I only ever use Caputo GF flour because it creates the perfect consistency when baked, you won't be able to tell it's gluten free. It's also not as starchy as other GF rice varieties (such as rice flour blends). You can read more about that on that blog post.
This focaccia is rich in all the sweet and savoury flavours you get on top of a typical veggie pizza - tomato sauce, herbs, zucchini, etc. It's delicious and doesn't add too much time to the cooking process either. All you need to do is ferment the dough and allow to rise, place the dough into a pan, dimple, add veggies on top and bake.
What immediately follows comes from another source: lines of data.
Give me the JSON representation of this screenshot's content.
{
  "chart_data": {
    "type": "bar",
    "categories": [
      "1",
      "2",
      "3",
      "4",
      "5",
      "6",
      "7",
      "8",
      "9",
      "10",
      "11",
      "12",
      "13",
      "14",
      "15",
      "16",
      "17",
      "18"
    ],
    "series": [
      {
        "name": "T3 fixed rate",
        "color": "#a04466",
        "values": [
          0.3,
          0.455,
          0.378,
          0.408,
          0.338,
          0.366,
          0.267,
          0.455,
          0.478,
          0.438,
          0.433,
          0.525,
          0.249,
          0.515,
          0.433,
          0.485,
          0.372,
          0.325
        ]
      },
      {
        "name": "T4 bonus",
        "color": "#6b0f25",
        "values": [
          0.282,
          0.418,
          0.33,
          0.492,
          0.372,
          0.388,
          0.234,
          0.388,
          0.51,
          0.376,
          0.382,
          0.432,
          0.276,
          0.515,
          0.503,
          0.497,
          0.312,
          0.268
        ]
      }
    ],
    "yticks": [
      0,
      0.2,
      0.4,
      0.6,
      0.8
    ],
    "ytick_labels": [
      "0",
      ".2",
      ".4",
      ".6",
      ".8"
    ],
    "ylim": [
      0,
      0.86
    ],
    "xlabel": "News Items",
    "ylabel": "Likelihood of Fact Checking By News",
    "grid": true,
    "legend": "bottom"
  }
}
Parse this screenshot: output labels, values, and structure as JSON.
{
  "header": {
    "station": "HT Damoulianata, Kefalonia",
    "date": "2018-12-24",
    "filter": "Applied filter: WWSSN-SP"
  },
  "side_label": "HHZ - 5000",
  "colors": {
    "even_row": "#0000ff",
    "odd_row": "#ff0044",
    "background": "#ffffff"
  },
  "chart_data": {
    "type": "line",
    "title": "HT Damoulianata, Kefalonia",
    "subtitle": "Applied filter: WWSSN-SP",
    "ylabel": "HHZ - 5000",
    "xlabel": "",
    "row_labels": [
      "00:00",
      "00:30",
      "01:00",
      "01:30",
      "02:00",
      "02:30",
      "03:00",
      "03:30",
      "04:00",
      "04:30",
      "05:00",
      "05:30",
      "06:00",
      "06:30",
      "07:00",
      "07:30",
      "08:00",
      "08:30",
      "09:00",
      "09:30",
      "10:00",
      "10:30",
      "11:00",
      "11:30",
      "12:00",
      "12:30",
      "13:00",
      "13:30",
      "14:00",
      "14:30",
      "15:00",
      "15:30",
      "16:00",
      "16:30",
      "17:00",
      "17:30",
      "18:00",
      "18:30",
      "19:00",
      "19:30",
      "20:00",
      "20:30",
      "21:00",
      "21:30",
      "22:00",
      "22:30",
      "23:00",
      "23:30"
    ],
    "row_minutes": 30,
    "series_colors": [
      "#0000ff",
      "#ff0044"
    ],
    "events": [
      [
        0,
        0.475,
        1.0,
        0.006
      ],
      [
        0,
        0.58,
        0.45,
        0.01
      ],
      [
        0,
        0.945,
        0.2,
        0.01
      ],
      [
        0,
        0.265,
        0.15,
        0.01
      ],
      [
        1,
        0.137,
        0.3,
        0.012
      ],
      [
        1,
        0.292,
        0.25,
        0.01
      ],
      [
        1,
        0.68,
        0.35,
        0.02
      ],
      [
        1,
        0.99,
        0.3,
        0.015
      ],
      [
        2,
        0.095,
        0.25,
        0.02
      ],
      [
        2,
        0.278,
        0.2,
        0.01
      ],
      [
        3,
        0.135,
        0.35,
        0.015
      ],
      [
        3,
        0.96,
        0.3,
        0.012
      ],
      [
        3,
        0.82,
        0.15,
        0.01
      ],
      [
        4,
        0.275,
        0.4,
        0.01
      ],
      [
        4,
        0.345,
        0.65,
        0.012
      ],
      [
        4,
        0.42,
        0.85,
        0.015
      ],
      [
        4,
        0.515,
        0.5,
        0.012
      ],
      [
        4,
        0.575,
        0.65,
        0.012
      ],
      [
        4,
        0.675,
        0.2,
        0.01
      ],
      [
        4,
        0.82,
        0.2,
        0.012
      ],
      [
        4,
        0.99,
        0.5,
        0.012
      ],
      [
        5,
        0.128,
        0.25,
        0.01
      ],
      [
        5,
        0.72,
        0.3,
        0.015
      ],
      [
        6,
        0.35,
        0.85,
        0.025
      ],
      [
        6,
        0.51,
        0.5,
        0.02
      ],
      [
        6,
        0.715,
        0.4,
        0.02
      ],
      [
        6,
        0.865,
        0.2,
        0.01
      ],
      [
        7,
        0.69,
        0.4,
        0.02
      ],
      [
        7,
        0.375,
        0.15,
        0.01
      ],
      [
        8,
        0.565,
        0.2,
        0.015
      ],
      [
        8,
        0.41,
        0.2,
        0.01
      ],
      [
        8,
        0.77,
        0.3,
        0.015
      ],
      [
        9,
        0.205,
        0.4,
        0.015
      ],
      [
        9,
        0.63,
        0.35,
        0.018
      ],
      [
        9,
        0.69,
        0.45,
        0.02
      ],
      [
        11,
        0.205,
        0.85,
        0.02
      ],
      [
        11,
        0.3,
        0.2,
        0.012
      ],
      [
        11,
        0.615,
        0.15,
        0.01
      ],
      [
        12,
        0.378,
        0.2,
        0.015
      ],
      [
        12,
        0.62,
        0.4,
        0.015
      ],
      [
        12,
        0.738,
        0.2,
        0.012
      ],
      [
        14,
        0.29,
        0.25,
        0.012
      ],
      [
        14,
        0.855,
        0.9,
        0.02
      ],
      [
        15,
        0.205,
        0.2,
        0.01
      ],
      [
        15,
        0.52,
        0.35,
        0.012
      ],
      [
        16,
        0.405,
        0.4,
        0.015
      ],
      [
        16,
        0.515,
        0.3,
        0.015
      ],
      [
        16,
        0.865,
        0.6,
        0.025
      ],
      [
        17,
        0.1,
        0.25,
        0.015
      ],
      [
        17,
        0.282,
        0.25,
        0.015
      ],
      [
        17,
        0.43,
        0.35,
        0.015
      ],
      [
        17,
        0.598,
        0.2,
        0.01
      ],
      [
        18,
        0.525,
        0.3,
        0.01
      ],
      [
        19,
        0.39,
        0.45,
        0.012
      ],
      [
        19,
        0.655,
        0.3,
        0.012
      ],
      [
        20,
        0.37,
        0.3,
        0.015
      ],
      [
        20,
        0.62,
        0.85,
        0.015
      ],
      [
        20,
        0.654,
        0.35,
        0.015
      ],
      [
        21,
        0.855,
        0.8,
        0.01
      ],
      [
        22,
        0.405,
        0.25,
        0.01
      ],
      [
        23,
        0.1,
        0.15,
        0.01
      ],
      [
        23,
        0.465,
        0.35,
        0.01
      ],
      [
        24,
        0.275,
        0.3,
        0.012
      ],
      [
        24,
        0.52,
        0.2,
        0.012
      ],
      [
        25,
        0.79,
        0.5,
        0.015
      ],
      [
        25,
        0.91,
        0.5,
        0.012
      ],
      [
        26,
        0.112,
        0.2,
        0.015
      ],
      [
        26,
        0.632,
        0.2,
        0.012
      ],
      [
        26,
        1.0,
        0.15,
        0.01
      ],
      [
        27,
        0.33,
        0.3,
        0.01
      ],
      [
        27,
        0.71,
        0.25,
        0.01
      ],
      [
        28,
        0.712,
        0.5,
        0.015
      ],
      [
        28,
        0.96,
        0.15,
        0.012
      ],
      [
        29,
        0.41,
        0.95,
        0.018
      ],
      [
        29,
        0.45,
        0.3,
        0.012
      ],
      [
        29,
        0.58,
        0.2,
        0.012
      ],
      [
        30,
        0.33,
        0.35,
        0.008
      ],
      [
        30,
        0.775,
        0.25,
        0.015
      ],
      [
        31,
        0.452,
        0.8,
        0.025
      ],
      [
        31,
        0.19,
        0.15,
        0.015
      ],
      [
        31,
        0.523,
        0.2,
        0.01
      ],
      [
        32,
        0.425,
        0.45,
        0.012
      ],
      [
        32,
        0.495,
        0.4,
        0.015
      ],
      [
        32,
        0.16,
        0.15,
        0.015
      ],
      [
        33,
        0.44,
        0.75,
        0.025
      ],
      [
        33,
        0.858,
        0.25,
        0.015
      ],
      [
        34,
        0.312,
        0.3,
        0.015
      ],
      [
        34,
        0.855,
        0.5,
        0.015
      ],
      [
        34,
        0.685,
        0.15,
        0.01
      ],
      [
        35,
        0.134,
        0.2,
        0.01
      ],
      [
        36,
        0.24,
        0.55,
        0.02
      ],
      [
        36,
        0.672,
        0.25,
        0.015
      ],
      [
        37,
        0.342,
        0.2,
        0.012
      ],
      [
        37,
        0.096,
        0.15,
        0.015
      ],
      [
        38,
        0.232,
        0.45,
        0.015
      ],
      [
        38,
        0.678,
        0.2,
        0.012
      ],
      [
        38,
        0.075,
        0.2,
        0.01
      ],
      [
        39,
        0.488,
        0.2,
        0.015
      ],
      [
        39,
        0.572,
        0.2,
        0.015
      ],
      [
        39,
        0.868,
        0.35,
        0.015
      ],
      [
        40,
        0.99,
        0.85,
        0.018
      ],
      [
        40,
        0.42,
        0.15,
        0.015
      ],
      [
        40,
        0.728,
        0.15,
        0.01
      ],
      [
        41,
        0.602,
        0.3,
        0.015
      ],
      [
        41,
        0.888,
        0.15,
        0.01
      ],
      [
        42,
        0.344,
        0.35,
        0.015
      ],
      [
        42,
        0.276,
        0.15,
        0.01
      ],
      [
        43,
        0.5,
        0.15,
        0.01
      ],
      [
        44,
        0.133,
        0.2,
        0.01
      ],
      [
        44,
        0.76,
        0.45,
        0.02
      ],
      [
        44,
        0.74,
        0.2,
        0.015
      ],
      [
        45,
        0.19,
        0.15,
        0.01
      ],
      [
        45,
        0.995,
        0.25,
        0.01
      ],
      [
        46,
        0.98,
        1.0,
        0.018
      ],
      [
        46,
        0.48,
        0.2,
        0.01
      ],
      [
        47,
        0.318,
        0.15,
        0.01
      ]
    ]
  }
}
Perfect as a starter dish for big spreads or for gatherings with friends and family.
Don't hesitate with your veggies and olive oil here, the more the better.
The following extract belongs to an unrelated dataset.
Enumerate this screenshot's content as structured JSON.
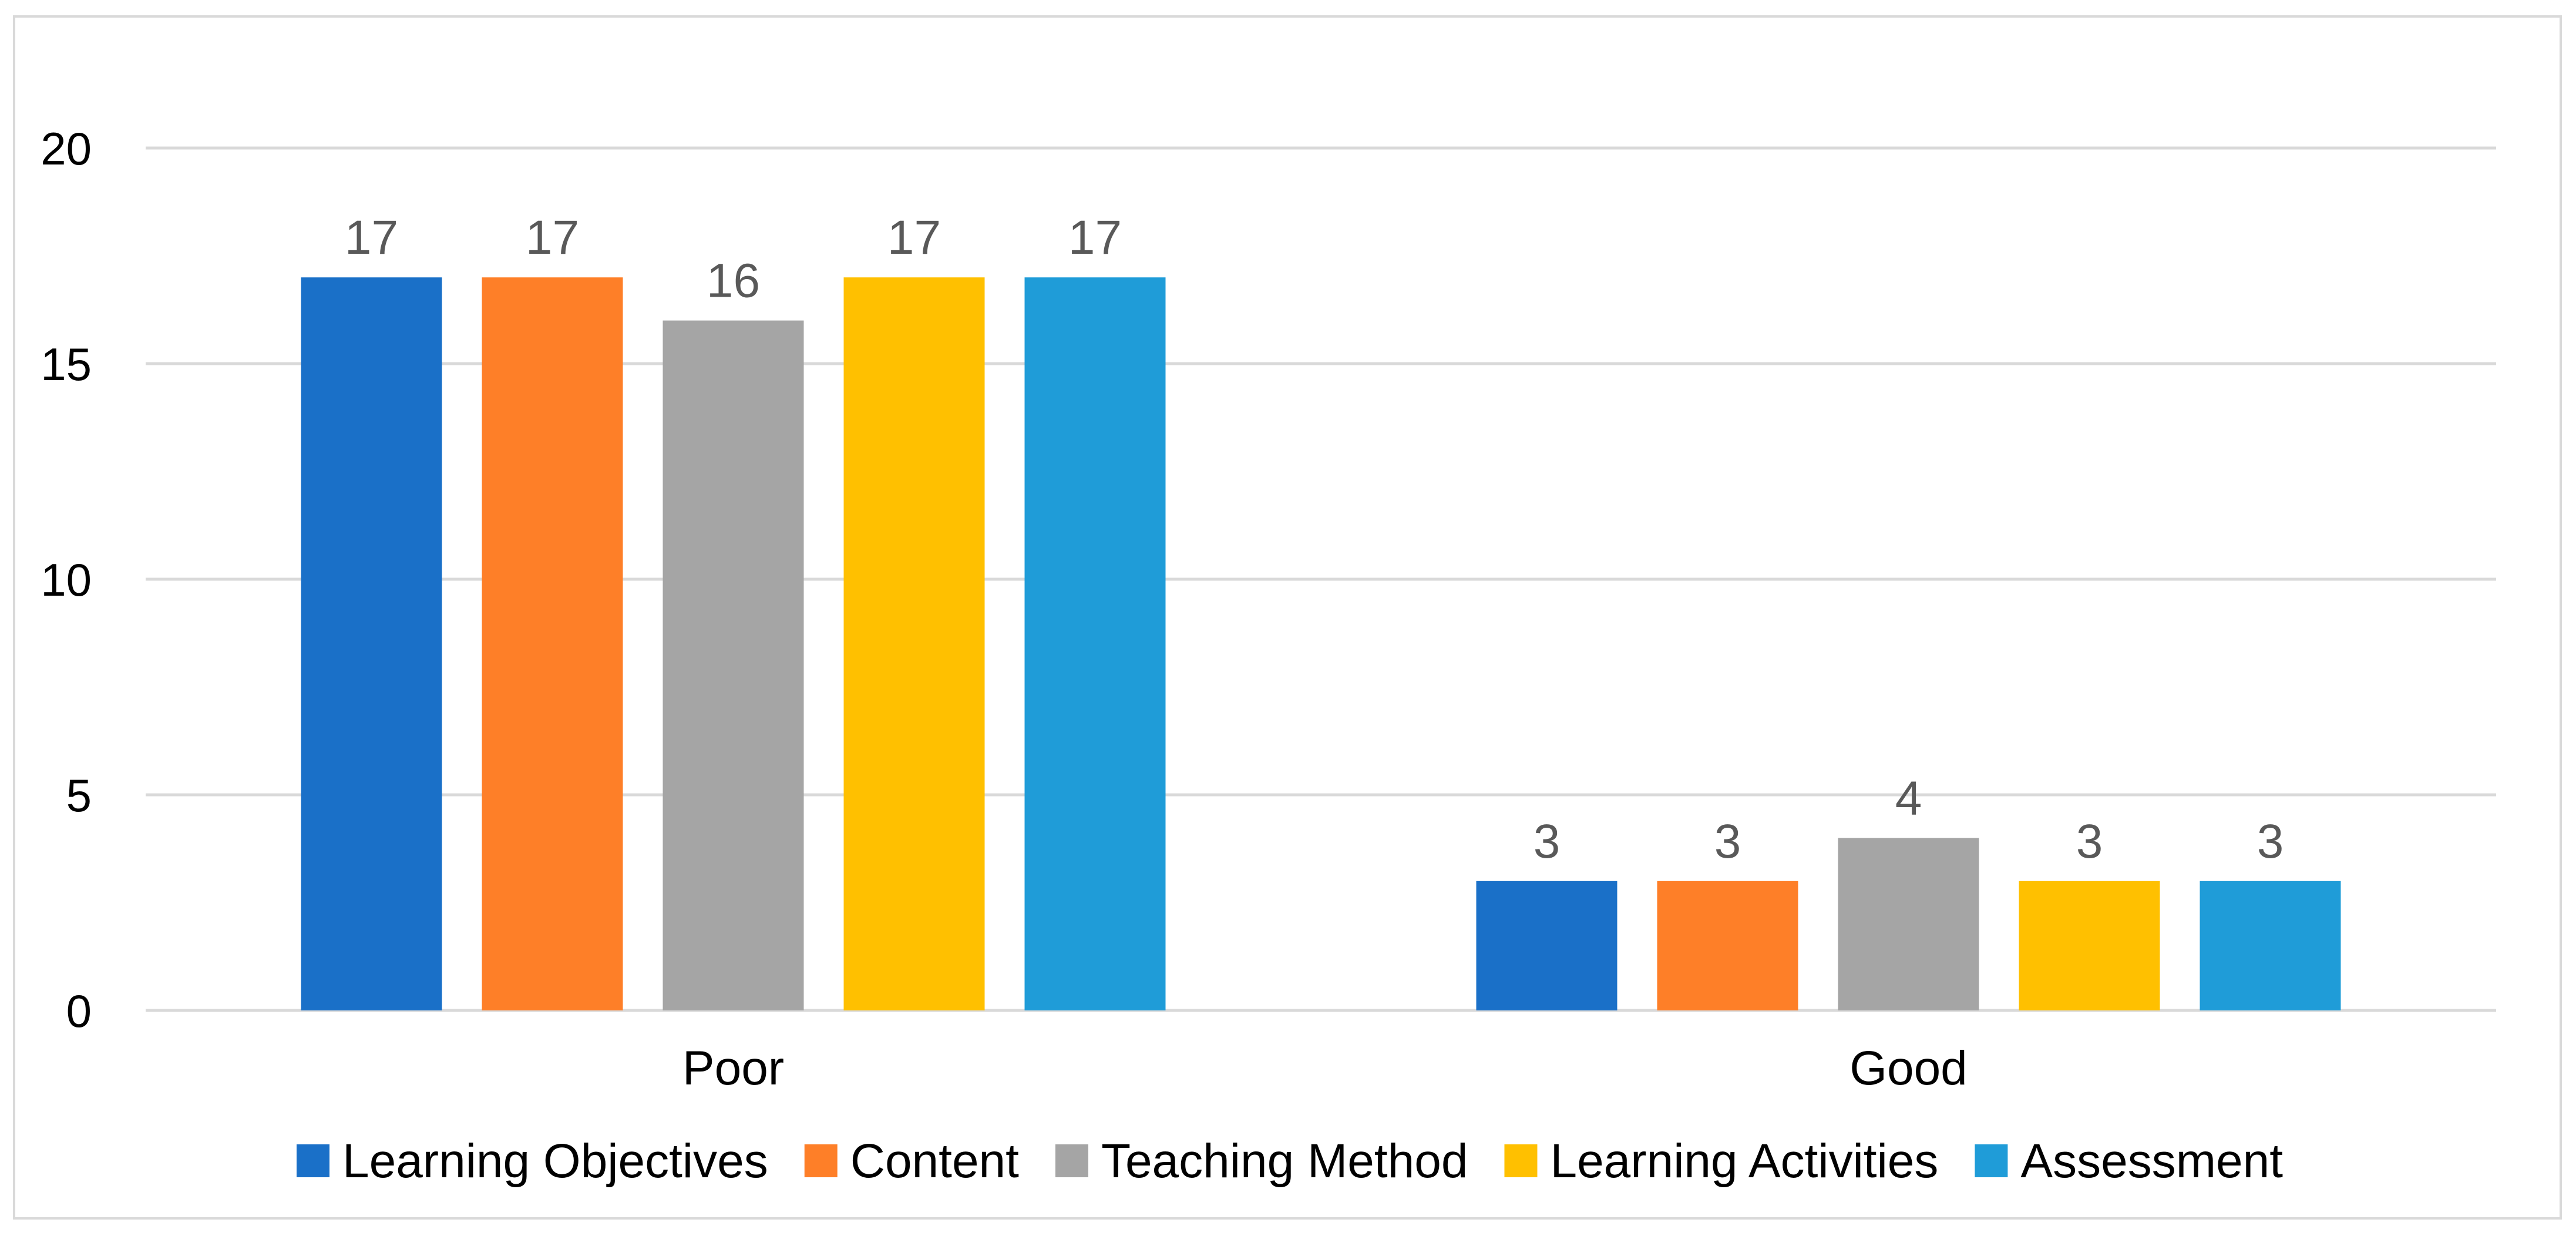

Gluten-free focaccia with a plant-based pizza topping
Time: 35 Minutes (after you have prepared the dough) Yield: 4-8 slices
Nutrition Facts (coming soon)
2 tbsp passata or tomato sauce
1 zucchini, sliced (long or round)
1 cup roughly chopped spinach
1 roughly chopped tomato
1 sprig rosemary (remove leaves from sprig and wash)
1 tsp salt
3 tbsp extra virgin olive oil
Method 1. Follow my gluten-free focaccia recipe to prep the dough.
2. Place the dough in a small baking tray that's brushed in a little olive oil. Note: the smaller the baking tray, the more the focaccia will rise. The larger and wider the tray, the less it will rise. Dimple the focaccia and generously lather in olive oil.
3. Spread passata or tomato sauce on top and then add your veggies. Press the veggies down so the bread rises up between the pieces.
4. Bake at 180-200 degrees for 30-35 minutes until golden brown. Let it sit for 10 minutes after baking before cutting...enjoy!